Peuple que la bulle proscrit,
Mets en Dieu seul ta confiance ;
Ne crains rien, cherche Jésus-Christ,
Attends et souffre en patience ;
Dieu, sûrement, saura calmer
Tous ces flots prêts à t’abîmer.
- 1On lit dans le Journal historique du règne de Louis XV : « Le cardinal de Noailles par un mandement (du 11 octobre) accepte la Constitution Unigenitus, condamne le livre des Réflexions morales, et les cent une propositions qui en ont été extraites, révoque son instruction pastorale du 14 janvier 1719, et tout ce qui a été publié en son nom de contraire à la présente acceptation. Cette rétractation du cardinal de Noailles, que la cour de Rome et le ministère de France négociaient depuis longtemps, ne fut pas universellement applaudie par le clergé du royaume. Tous les appelants et ceux qui l’étaient dans le cœur, la désapprouvèrent et en furent consternés. Les acceptants, au contraire, en triomphèrent. » L’indécision antérieure du cardinal de Noailles et cette rétractation par laquelle il donnait un démenti à sa vie passée, s’expliquent tout naturellement si l’on tient compte de l’influence que ses deux nièces, la maréchale de Gramont et la duchesse de La Vallière, avaient depuis longtemps prise sur lui. « C’était entre ces deux dames à qui s’emparerait du bonhomme, nous dit l’abbé Legendre, et selon qu’il était subjugué par l’une ou par l’autre, il disait oui ou non, faisait ou défaisait. La maréchale était constitutionnaire, la duchesse était janséniste, l’une insistait pour qu’il reçût la constitution purement et simplement, et l’autre au contraire pour qu’il ne la reçût de quelque manière que ce fût. » Mais Fleury qui avait à cœur la paix de l’Église et avait promis au pape d’employer ses bons offices pour obtenir la soumission de Noailles, se joignit à la maréchale, et leurs obsessions communes vinrent à bout de la résistance du prélat ; il est vrai que leur triomphe, comme on le verra bientôt, fut de courte durée.
- 2Chanoine de Notre‑Dame et conseil de l’archevêque. Il fut poignardé par un de ses parents. (M.)
- 3« Les jansénistes disent que le cardinal est imbécile, que l’esprit lui est tombé et qu’on lui a fait faire ce qu’on a voulu. » (Journal de Barbier.)
- 4Curé de Saint‑Paul et ci‑devant curé de Brie‑Comte-Robert. (M.)
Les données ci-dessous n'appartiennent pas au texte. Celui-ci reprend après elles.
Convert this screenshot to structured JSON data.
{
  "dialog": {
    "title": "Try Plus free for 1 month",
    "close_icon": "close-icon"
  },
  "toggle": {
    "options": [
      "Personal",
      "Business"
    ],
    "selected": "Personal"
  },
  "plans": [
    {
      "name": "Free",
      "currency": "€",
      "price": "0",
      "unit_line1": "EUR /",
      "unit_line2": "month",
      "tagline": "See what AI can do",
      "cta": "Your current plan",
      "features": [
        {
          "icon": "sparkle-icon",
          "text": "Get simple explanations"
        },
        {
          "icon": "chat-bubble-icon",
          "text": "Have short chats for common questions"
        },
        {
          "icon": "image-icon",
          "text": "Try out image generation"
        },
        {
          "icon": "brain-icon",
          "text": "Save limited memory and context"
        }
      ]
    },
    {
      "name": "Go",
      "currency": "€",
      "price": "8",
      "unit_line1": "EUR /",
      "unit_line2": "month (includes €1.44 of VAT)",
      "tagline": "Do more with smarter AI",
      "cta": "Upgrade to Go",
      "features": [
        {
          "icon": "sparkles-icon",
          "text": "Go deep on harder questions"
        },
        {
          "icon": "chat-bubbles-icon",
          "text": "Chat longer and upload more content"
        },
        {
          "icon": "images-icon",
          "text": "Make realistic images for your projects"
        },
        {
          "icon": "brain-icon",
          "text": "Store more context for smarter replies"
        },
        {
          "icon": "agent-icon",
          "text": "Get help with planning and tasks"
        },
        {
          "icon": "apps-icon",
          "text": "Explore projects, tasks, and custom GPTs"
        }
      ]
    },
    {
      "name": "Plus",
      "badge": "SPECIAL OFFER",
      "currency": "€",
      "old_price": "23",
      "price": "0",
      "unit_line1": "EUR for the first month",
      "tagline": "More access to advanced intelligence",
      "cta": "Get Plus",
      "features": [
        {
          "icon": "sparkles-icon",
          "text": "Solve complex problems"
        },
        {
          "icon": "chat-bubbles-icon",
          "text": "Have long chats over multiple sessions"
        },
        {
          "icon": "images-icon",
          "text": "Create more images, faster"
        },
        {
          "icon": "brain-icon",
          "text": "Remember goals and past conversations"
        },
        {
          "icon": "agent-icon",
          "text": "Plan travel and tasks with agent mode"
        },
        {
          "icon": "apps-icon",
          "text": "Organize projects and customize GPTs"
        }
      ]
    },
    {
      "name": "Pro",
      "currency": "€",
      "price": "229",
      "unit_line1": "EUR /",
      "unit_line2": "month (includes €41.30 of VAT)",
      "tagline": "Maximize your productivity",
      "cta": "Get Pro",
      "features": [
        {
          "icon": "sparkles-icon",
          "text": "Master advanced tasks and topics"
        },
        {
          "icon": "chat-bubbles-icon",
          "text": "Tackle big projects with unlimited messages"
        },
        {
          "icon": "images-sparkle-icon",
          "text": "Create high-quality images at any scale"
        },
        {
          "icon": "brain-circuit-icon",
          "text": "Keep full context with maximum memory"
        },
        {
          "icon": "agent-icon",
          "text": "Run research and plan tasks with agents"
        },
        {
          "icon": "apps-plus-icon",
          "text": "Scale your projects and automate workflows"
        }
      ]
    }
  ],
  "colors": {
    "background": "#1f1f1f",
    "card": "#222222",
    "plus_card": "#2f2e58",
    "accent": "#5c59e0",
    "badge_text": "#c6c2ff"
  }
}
- 5Le satirique a sans doute voulu faire allusion à l’humble cure dont Guéret était titulaire avant d’obtenir celle de Saint‑Paul. Marais, qui ne s’est pas rendu compte de l’intention, critique le mot de paysan : « Le curé, dit‑il est fils de M. Guéret, avocat, homme d’un très grand mérite, premier auteur du Journal du Palais… S’il n’était pas mort jeune, il eût poussé sa réputation au plus loin ; ainsi le chansonnier a été très mal informé de la condition du curé de Saint‑Paul, qui, je crois, ne vaut pas son père. » (Correspondance avec Bouhier.)
- 6Le P. de La Tour, général de l’Oratoire, avait tourmenté le cardinal de Noailles pour lui faire accepter la Constitution. (M.)
- 7Vivien Laborde, prêtre de l’Oratoire et directeur du séminaire Saint‑Magloire, avait publié, en 1714, le Témoignage de la vérité dans l’Église, ouvrage destiné à prouver l’irrégularité de toutes les mesures prises en faveur de la Constitution. Depuis 1721, il résidait à l’archevêché et comptait parmi les conseillers intimes de Noailles ; il ne fut donc pas étranger à sa rétractation.
Raunié, V, 149-53 - Clairambault, F.Fr.12699, p.407-08 et p.473-74 - Maurepas, F.Fr.12631, p.465-67 - F.Fr.12674, p.191-95 - F.Fr.15018, 162v-164v - F.Fr.15132, p.161-62 - Arsenal 2930, p.502-06 - Arsenal 3116, f°79v-80v - Mazarine, MS 2164, p.237-41 - Mazarine Castries 3984, p.242-45 - BHVP, MS 542, f°8-12 - BHVP, MS 547, (non numéroté) - BHVP, MS 658, f°114-17 - Toulouse BM, MS 855, f°222v-224v
Lorsque M. le cardinal de Noailles signa la Constitution.